Währenddessen bringen Senatorin Stahmer und ihre für den Gesundheitsbereich zuständige Staatssekretärin Ursula Kleinert auch die Gesundheitsstadträte gegen sich auf. Aktueller Konfliktpunkt ist der Krankenhausplan. Dessen Neufassung steht bislang in den Sternen, eine vereinbarte Beteiligung der Betroffenen, wie Patientengruppen und den Personalvertretungen des Krankenhauspersonals, ist ebenfalls nicht in Sicht. Politiker der Koalition erhalten die Planungsunterlagen zum Krankenhausbereich von Dritten statt von der Verwaltung selbst. „Da macht die alte CDU-Verwaltung weiter die alte Politik, und Kleinert und Stahmer durchblicken das gar nicht, sondern zeichnen ab“, meint die AL-Fraktionärin Gisela Wirths. Tiergartens Gesundheitsstadrätin Sabine Nitz-Spatz (AL): „Ich weiß gar nicht, ob man von Frau Kleinert anderes als eine Politik der Bettenstreichungen erwarten darf. Als ehemalige Vorsitzende der Betriebskrankenkassen steht sie für eine Politik, die seit Jahren Streichungen aus Kostengründen fordert.“ Auch in Bereichen, die kaum Gelder benötigen, wird keine neue Gesundheitspolitik spürbar. So wollten SPD und AL sogenannte regionale „Gesundheitskonferenzen“ einrichten. Vertreter aus der Verwaltung sollen dort mit Leuten aus Selbsthilfegruppen, Initiativen, Kirchen und sozialen Diensten eine bezirkliche Gesundheitsplanung durchführen. Diese regionalen Konferenzen sollten schließlich in einer Landesgesundheitskonferenz zusammengeführt werden. Nitz -Spatz: „Das wäre ein wichtiger Schritt zu einer Demokratisierung der Gesundheitspolitik.“ Allein in Tiergarten existiert wenigstens ein erster Tagungstermin im Oktober.

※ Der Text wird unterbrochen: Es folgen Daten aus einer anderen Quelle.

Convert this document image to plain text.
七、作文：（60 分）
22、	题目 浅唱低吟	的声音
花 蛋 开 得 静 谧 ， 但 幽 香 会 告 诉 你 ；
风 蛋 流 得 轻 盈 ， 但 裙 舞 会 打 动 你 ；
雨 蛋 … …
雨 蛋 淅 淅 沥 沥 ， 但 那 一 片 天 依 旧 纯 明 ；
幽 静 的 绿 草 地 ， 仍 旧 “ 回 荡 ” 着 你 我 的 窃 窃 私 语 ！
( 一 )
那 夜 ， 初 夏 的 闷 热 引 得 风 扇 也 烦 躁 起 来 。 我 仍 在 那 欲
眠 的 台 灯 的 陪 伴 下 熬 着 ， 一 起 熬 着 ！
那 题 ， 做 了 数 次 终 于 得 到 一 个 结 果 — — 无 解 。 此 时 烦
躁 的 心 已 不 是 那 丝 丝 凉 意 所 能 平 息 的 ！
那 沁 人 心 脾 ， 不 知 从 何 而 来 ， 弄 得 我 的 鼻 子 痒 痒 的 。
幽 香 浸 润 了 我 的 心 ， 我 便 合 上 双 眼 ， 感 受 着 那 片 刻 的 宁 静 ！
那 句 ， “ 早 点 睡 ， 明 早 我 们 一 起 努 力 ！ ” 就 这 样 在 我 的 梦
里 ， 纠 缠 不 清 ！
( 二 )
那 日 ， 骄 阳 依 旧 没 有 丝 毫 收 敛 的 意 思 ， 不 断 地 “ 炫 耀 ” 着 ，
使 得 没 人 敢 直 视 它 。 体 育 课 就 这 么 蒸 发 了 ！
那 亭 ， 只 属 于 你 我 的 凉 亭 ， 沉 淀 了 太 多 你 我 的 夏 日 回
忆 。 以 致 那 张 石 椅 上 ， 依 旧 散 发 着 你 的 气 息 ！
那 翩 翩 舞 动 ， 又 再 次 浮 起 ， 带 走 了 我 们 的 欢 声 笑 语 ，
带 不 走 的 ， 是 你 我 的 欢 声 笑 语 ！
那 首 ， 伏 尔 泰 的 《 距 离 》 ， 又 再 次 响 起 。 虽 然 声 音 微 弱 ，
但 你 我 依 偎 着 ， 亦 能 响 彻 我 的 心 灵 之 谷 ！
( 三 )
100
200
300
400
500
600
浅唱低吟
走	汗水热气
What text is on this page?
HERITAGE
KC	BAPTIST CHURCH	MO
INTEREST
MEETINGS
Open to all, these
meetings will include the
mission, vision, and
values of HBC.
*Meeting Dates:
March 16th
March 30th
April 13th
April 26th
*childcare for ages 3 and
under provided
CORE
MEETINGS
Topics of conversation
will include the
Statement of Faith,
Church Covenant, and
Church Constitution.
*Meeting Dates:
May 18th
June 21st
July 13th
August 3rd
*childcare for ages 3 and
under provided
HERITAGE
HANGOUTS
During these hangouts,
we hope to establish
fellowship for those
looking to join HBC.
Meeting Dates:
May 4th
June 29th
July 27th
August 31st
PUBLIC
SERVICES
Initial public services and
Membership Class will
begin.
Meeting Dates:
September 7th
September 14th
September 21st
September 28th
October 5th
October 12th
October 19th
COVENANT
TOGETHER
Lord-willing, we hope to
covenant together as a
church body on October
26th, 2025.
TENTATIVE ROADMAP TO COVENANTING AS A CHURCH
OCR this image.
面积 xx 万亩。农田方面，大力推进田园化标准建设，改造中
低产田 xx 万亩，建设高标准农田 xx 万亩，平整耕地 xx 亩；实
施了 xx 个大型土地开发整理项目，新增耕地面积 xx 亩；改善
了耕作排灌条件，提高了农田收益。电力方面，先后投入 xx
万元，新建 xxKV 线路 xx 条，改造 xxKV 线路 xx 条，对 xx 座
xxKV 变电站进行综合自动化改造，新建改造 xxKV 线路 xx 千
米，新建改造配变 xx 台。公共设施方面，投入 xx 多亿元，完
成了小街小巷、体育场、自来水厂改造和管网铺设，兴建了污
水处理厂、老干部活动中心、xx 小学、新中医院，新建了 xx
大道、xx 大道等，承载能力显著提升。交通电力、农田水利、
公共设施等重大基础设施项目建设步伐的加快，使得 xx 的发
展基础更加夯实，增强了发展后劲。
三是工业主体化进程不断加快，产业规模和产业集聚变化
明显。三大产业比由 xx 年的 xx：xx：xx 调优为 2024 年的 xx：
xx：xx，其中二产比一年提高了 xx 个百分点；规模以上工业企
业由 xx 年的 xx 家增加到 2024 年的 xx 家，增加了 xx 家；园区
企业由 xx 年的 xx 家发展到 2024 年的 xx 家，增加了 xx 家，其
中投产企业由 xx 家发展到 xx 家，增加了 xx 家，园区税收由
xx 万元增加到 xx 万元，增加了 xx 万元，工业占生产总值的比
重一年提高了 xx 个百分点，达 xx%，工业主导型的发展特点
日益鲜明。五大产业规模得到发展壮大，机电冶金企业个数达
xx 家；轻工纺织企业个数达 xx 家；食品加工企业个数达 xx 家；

Bei der derzeitigen Diskussion um das Gesundheitsressort im rot-grünen Senat geht es aber auch um Führungsstile. Im Sozialstrang der Stahmer-Verwaltung gibt es kaum Probleme. Das rechnen viele dem dortigen Staatssekretär Armin Tschoepe, Exsozialdezernent aus Hamburg, zu. Der bemühe sich, die Umsetzung der Koalitionsvereinbarungen in Gang zu halten und notwendige Abstimmugnen mit anderen Senatsverwaltungen voranzubringen. „Im Gegensatz zum Gesundheitsbereich sehe ich kaum ein Feld, das brachliegt“, lobt AL-MdA Michael Haberkorn. Senatorin Stahmer und Staatssekratärin Kleinert hingegen hätten für neue Ideen meist kaum Zeit und würden während der Gespräche noch andere Akten durcharbeiten.

Der Ärger ist mittlerweile so groß, daß in der Al bereits über die Möglichkeit personeller Umbesetzungen gesprochen wird. Soll Ingrid Stahmer weg? „Diese Überlegungen sind noch sehr in den Anfängen. Ich will mich da nicht verbindlich äußern“, sagt Gisela Wirths. Sie wisse auch nicht, ob die Gesamt-AL eine solche Forderung mittragen würde. „Wenn es dazu kommt, muß Frau Kleinert aber in die Umbesetzung mit einbezogen werden.“ Eine andere Alternative wäre, den Strang der Gesundheitsverwaltung bei der Senatorin für Umwelt und Stadtentwicklung anzusiedeln. Dann wäre die rot-grüne Gesundheitspoltik mit einer solchen Angliederung auch ein gutes Stück näher an der Gesundheitsdefinition der Weltgesundheitsorganisation WHO, die seit einigen Jahren diesen Begriff nicht mehr als Abwesenheit von Krankheit, sondern als Ergebnis gesunder Umwelt- und Lebensbedingungen definiert.